El Dorado County program aims to reunite homeless people with family
A new pilot program in El Dorado County aims to reunite homeless people with family members outside the area by covering travel costs.
At an April 3 meeting, El Dorado County Board of Supervisors approved $2,500 from the general fund for the program that will be implemented by the sheriff’s department’s Homeless Outreach Team (HOT). Formed in May 2017, HOT is made up of three full-time officers dedicated to building relationships with the county’s homeless population and connecting them with resources.
Sgt. Anthony Prencipe, spokesman for the sheriff’s department, said HOT was running into homeless individuals who had family elsewhere, but didn’t have the funds to get back to them.
“The HOT unit was trying to help people find day jobs to help them pay for it or they were paying for it out of their own pocket,” explained Prencipe. “It’s not about shipping them out of the county in any way, shape or form. We’re looking to identify who is having homelessness problems and find out how we can help them get out of that problem.”
Prencipe stressed that the relocation would only be offered to individuals whose family expressly wanted to take them in.

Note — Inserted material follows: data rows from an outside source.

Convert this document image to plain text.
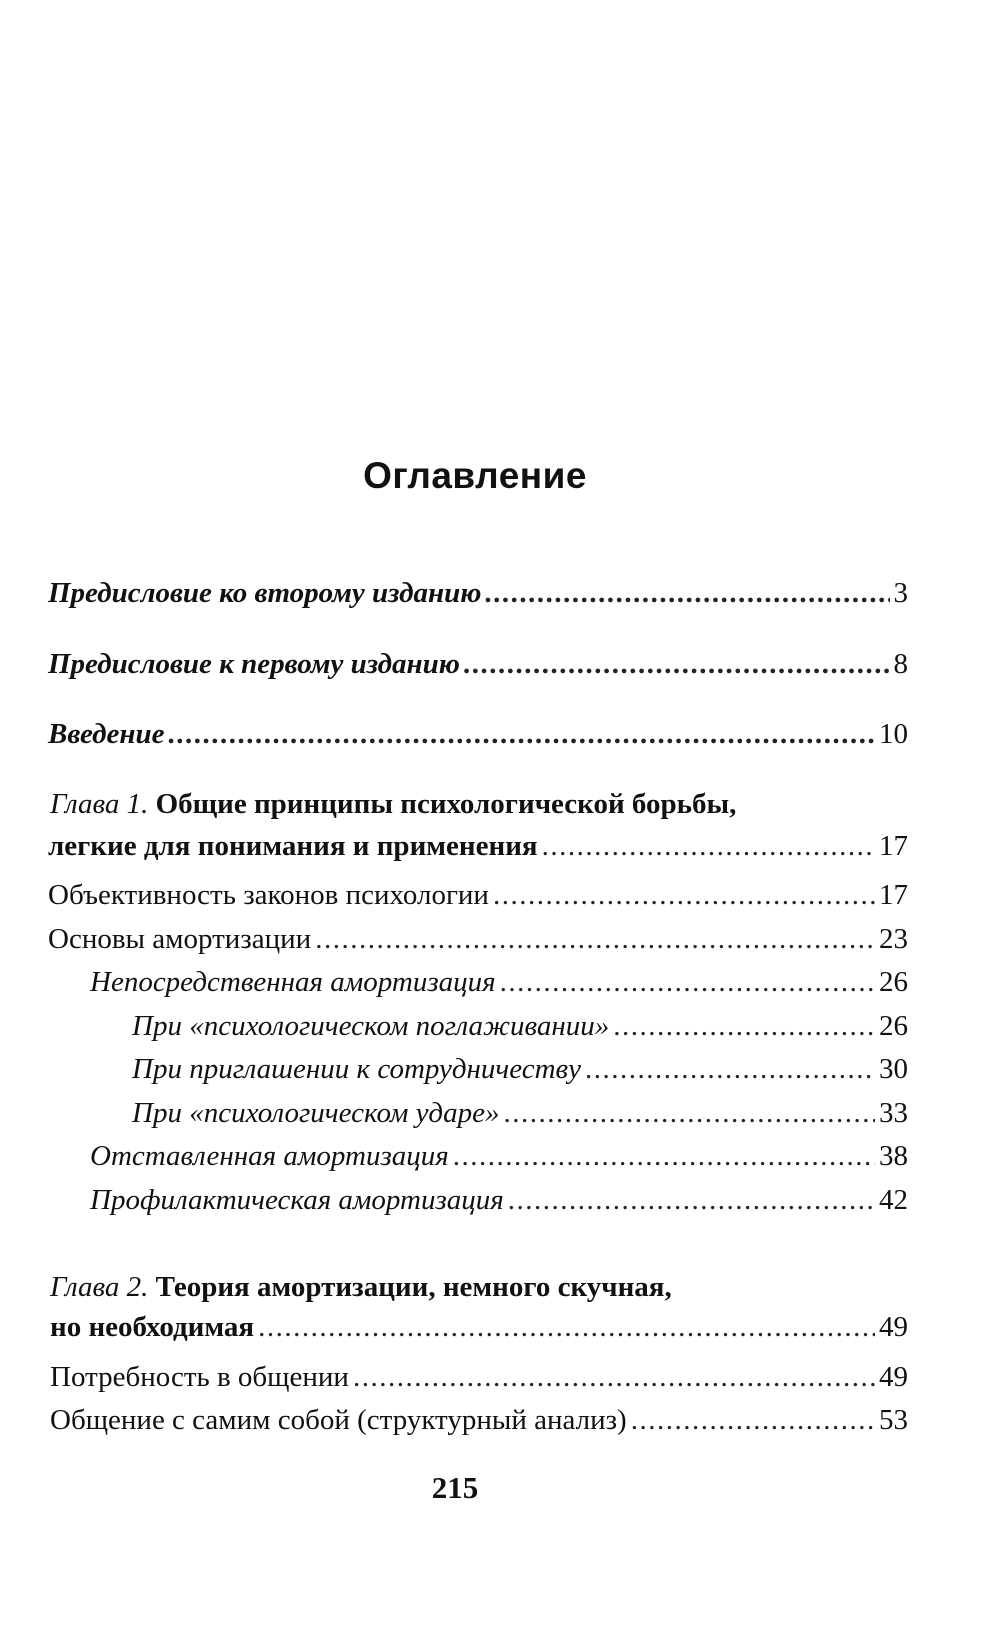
Оглавление
Предисловие ко второму изданию .....	3
Предисловие к первому изданию .....	8
Введение .....	10
Глава 1. Общие принципы психологической борьбы,
легкие для понимания и применения .....	17
Объективность законов психологии .....	17
Основы амортизации .....	23
Непосредственная амортизация .....	26
При «психологическом поглаживании» .....	26
При приглашении к сотрудничеству .....	30
При «психологическом ударе» .....	33
Отставленная амортизация .....	38
Профилактическая амортизация .....	42
Глава 2. Теория амортизации, немного скучная,
но необходимая .....	49
Потребность в общении .....	49
Общение с самим собой (структурный анализ) .....	53
215
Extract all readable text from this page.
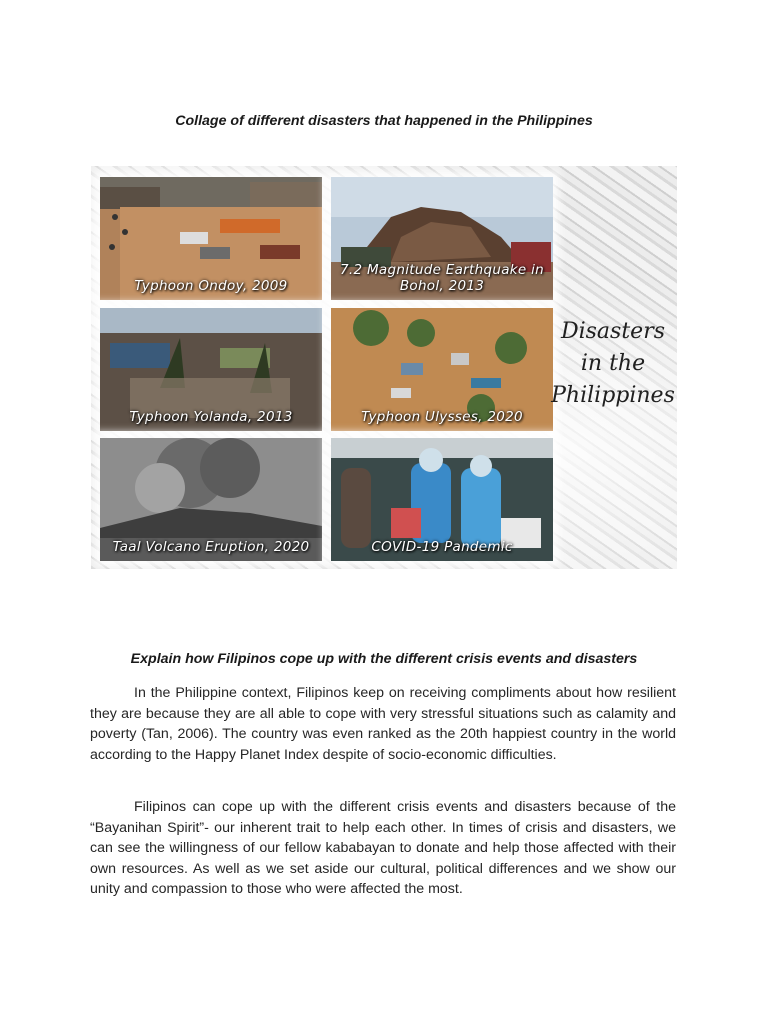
Collage of different disasters that happened in the Philippines
Typhoon Ondoy, 2009
7.2 Magnitude Earthquake in Bohol, 2013
Typhoon Yolanda, 2013	Typhoon Ulysses, 2020
Taal Volcano Eruption, 2020	COVID-19 Pandemic
Disasters
in the
Philippines
Explain how Filipinos cope up with the different crisis events and disasters

In the Philippine context, Filipinos keep on receiving compliments about how resilient they are because they are all able to cope with very stressful situations such as calamity and poverty (Tan, 2006). The country was even ranked as the 20th happiest country in the world according to the Happy Planet Index despite of socio-economic difficulties.

Filipinos can cope up with the different crisis events and disasters because of the “Bayanihan Spirit”- our inherent trait to help each other. In times of crisis and disasters, we can see the willingness of our fellow kababayan to donate and help those affected with their own resources. As well as we set aside our cultural, political differences and we show our unity and compassion to those who were affected the most.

“In some of these cases we find family members that live out of state and they are dying to help their brother, but they haven’t heard from him in 15 years or whatever it might be,” said Prencipe. “We are connecting them and actually putting that family back together.”
Cities around the country have been offering homeless people free bus or plane tickets to relocate elsewhere for at least three decades. In San Francisco, the program is called Homeward Bound, and over the last 12 years, over 10,500 homeless people have been relocated from the city. In Fairfield, a similar program is called No Place Like Home.
An 18-month investigation by The Guardian into these types of programs around the country, which compiled a database of over 34,000 homeless relocation trips, found that the experiences for these travelers varied greatly. For some, it was the opportunity they needed to get their life together. Others went back to living on the streets in the area they relocated to or returned to the city they were bussed out of to be homeless again.
While many jurisdictions did not track the success of the relocation programs, some smaller programs did. According to the publication’s report, published in Dec. 2017, Portland found that 70 percent of the 416 individuals they relocated were still housed after three months, while in Santa Monica, 60 percent remained housed after six months.
Though it’s not a universal solution, it is a good option, according to Daniel Del Monte, deputy director of El Dorado County Health and Human Services Agency.
“There isn’t a single program that is effective for all subpopulations,” said Del Monte. “It shouldn’t be offered to people that have extreme substance abuse issues or extreme mental illness because the family will likely not be equipped to support them. But for folks who have fallen on hard times who simply need a place to stay and they would be able to self resolve with some support, it’s certainly proven to work.”
Nicole Zaborsky, board member for the Tahoe Coalition for the Homeless, said that every season they ask all of their guests in the seasonal Warm Room shelter if they have family they could reconnect with.
“As far as looking at trying to get homeless people into a situation that might be better, reuniting with family is definitely something we look at,” said Zaborsky. “It’s not always possible, it’s not always received well by either party, but if it is, it’s something we try and do.”
Sometimes it’s just a matter of helping an individual get an identification card so they can board a bus or a plane, or helping them track down family members using the shelter’s phone or computer, according to Zaborsky.
“Our first season we helped a gentleman that came into the Warm Room get reunited with family back in Oregon. He needed to get ID first,” said Zaborsky. “Sometimes it’s just a matter of getting communication started.”
This winter, the Warm Room served around 110 people with an average of 19 guests per night.